Any innocent life lost is a tragedy, regardless of ethnicity or nationality. We, the undersigned campus and community organizations, mourn with all those on this campus for the lives lost in the most recent war between Gaza and Israel.
We believe the best way to honor those lives is by preventing any more from being lost — and to do that, we, as a campus, must be clear-sighted about the root cause of this violence and why people are motivated to kill one another.
The root cause of this violence is apartheid, the institutionalized system of oppression and domination by one ethnic group over another.
Israel today is an apartheid state, designed to deny Indigenous Palestinians their democratic representation and civil rights. Segregated into the bantustans of the West Bank and Gaza, Palestinians are controlled and their resistance suppressed to prevent any protest against the ethnostate which governs them.
It is this apartheid that carved out the Gaza Strip from historic Palestine in a violent process of ethnic cleansing known as the 1948 Nakba. It is this apartheid that, for nearly the last two decades, has blockaded the Gaza Strip, withholding food, water and shelter from the 2 million refugees trapped there. It is this apartheid that has for years cut off Gazan families from electricity, healthcare and their fundamental human rights, giving Hamas the opportunity to brand itself as the solution to Gaza’s desperation.
It is this apartheid that has killed about 10,000 Palestinians and 1,000 Israeli civilians since 2000 across Israel’s various punitive raids against Palestinian civilians. It is occupation, colonialism and apartheid which has expelled hundreds of thousands of Palestinians from their land and denied their return.

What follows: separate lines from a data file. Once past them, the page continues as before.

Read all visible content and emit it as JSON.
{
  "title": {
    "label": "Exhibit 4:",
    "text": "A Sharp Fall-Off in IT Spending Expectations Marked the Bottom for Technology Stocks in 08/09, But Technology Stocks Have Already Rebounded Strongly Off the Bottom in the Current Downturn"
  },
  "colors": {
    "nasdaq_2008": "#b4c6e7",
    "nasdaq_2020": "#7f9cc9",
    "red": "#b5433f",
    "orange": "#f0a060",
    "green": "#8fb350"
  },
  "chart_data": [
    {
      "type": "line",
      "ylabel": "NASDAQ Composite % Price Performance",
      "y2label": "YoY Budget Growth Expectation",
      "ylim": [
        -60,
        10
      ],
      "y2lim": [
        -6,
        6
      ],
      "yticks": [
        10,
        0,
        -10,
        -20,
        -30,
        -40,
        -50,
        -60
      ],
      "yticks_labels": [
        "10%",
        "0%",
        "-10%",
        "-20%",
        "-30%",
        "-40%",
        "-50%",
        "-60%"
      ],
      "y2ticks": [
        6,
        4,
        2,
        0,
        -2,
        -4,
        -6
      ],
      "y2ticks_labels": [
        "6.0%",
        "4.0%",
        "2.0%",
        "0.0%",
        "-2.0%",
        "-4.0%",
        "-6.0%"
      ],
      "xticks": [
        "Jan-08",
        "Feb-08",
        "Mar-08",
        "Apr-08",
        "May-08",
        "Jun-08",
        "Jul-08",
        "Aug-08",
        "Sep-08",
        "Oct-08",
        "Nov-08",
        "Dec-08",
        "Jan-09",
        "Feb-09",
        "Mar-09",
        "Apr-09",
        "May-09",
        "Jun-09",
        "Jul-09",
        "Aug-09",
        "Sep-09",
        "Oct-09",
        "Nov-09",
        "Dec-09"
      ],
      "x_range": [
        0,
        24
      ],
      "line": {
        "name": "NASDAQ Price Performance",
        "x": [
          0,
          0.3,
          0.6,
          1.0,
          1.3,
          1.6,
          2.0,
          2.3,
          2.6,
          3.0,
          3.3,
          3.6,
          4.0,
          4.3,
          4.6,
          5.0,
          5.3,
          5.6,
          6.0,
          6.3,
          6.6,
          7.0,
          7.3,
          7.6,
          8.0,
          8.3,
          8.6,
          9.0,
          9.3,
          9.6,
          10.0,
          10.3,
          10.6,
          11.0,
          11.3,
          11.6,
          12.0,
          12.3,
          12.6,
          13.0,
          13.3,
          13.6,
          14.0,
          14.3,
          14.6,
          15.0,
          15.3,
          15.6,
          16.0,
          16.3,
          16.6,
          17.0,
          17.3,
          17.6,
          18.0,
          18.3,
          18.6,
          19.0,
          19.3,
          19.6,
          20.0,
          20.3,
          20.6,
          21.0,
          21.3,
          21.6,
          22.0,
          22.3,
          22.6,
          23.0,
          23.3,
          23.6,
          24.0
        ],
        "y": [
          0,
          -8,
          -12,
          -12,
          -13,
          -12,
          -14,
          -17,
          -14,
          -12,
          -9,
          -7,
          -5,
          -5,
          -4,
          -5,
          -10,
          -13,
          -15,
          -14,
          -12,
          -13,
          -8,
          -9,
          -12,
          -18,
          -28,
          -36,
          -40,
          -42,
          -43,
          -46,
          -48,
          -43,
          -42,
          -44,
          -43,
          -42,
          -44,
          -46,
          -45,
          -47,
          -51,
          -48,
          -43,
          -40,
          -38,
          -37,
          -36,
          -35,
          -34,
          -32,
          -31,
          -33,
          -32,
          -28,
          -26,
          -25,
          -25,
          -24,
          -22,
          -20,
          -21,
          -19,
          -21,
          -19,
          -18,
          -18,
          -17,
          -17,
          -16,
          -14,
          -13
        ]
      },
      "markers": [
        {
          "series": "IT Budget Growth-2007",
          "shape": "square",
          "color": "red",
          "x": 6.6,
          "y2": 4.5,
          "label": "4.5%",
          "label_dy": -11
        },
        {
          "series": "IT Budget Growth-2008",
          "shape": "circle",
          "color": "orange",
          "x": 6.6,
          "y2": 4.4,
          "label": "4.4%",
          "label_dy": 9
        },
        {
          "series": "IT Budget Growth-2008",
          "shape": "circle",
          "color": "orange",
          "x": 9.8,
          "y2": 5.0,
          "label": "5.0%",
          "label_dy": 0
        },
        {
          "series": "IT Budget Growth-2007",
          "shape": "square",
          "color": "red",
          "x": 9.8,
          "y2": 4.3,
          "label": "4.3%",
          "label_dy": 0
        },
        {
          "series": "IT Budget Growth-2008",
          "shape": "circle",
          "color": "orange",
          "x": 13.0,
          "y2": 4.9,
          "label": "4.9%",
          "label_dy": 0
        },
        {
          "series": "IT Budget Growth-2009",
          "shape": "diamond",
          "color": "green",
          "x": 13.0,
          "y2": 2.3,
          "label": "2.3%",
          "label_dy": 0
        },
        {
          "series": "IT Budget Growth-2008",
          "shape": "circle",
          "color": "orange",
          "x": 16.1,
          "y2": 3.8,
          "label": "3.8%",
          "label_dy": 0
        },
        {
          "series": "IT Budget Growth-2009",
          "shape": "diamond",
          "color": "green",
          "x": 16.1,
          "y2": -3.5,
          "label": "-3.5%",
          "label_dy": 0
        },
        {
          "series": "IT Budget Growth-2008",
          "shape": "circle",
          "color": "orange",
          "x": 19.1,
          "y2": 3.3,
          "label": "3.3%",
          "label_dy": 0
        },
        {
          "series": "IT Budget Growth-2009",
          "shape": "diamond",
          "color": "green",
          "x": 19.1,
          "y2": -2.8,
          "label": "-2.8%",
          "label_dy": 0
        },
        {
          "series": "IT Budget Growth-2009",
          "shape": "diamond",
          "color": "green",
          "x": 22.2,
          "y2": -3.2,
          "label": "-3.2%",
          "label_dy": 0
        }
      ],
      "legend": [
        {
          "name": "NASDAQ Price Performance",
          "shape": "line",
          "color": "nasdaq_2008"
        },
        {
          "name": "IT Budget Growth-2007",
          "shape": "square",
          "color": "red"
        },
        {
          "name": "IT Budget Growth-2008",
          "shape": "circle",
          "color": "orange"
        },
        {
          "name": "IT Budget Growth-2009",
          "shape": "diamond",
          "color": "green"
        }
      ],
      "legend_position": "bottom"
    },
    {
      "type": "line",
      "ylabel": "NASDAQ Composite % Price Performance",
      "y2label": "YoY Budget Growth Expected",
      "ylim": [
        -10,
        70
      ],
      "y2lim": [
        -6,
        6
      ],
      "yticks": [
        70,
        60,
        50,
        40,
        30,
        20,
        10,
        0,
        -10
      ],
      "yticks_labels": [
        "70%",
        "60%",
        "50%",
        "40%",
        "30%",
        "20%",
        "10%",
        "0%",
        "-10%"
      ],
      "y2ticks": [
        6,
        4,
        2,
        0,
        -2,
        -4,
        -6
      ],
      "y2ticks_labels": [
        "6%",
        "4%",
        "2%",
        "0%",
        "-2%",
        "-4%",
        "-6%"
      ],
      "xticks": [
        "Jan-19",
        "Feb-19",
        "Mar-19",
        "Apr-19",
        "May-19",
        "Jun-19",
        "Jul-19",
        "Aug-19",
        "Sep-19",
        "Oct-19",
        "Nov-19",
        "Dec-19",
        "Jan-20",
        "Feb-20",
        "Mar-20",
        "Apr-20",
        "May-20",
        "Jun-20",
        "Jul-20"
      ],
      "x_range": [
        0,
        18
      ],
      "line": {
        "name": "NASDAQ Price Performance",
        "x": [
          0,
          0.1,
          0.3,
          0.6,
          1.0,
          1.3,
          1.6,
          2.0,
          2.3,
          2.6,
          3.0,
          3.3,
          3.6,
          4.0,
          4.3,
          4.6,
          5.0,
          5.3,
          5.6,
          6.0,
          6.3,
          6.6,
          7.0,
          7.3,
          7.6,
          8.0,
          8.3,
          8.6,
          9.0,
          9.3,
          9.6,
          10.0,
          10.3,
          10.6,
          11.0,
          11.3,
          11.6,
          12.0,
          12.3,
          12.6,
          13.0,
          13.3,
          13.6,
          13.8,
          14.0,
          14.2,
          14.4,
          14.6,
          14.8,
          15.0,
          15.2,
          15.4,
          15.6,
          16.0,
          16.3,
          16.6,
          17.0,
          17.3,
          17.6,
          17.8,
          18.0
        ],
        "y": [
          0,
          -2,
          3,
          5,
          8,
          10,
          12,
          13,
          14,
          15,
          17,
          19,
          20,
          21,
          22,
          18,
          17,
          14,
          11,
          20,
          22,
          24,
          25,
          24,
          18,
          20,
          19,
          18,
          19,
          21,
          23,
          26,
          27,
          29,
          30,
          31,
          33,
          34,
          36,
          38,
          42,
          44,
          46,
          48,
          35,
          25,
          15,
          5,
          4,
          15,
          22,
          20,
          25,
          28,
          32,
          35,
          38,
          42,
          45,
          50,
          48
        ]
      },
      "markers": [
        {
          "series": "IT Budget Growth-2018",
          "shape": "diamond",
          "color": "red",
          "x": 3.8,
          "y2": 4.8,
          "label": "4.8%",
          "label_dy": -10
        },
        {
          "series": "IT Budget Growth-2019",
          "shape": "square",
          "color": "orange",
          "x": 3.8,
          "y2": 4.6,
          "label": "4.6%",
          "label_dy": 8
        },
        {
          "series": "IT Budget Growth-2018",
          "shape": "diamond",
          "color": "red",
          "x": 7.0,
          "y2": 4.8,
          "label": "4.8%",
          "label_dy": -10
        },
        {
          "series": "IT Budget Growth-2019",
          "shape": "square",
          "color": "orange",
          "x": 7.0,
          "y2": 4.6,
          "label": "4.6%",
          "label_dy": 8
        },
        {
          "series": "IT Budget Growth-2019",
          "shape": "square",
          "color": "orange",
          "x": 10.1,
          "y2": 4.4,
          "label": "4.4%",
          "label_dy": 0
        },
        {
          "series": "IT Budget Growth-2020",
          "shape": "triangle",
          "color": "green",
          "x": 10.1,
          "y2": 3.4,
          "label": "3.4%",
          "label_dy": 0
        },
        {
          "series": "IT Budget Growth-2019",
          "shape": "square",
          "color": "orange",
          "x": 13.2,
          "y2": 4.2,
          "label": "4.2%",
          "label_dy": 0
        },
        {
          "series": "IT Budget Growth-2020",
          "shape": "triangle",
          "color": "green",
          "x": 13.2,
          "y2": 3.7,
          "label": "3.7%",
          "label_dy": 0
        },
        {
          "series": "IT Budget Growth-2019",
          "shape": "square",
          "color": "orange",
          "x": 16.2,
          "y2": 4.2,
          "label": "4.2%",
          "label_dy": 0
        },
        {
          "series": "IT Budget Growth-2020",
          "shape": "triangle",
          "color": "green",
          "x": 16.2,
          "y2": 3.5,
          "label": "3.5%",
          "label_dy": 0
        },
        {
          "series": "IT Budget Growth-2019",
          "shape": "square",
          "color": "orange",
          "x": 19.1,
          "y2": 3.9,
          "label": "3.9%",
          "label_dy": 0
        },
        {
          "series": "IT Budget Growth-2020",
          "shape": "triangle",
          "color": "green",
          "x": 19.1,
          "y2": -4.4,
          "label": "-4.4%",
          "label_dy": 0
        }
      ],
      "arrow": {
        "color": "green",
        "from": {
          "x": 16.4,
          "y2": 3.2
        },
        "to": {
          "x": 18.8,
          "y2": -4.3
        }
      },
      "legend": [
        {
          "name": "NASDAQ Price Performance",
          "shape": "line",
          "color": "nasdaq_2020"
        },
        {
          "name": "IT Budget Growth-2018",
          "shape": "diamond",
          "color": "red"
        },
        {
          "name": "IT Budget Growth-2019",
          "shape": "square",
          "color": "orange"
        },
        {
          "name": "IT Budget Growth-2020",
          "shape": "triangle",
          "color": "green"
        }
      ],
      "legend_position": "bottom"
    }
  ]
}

It is this apartheid that brought and has kept Israeli Prime Minister Benjamin Netanyahu in power. In a March 2019 message, Netanyahu stated that “Israel is not a state of all its citizens … [but rather] the nation-state of the Jewish people and only it.” It is apartheid that fuels Israel’s descent into fascism under Netanyahu’s “judicial reform” program.
And in just the past three days, we have seen proponents of this apartheid labeling Gazans as “human animals,” promising to unleash “hell” on Gaza under the genocidal call to reduce the Gaza Strip to a “deserted island.”
The tragic violence we see today is the bitter fruit of apartheid for Israelis and Palestinians. All leading human rights organizations, both international and Israeli, recognize Israel as an apartheid state predicated on the racial domination of Palestinian Arabs.
The time has come for Dartmouth to recognize the ongoing ethnic cleansing of Palestinians and take action to divest from Israeli apartheid — we cannot afford to lose any more lives.
In solidarity,
The Palestine Solidarity Coalition of Dartmouth Students
Jewish Voice for Peace Vermont/N.H.
Dartmouth Asian American Studies Collective
Spare Rib
Sunrise Movement at Dartmouth
Turkish Student Association
Central American United Students Association
People of Color Outdoors
House of Lewan
Humans of Dartmouth
The Dartmouth Radical
Al-Nur
Science, Technology and Engineering Policy Society at Dartmouth
Dartmouth Graduate Women in Science and Engineering
Ramsey Alsheikh ’26 is the president of the Palestine Solidarity Coalition of Dartmouth Students, Hayden El Rafei ’24 is a member of the Dartmouth Asian American Studies Collective and Roan V. Wade ’25 is an organizer with Sunrise Movement at Dartmouth. They submitted this column on behalf of the above organizations. Opinion articles represent the views of their author(s), which are not necessarily those of The Dartmouth.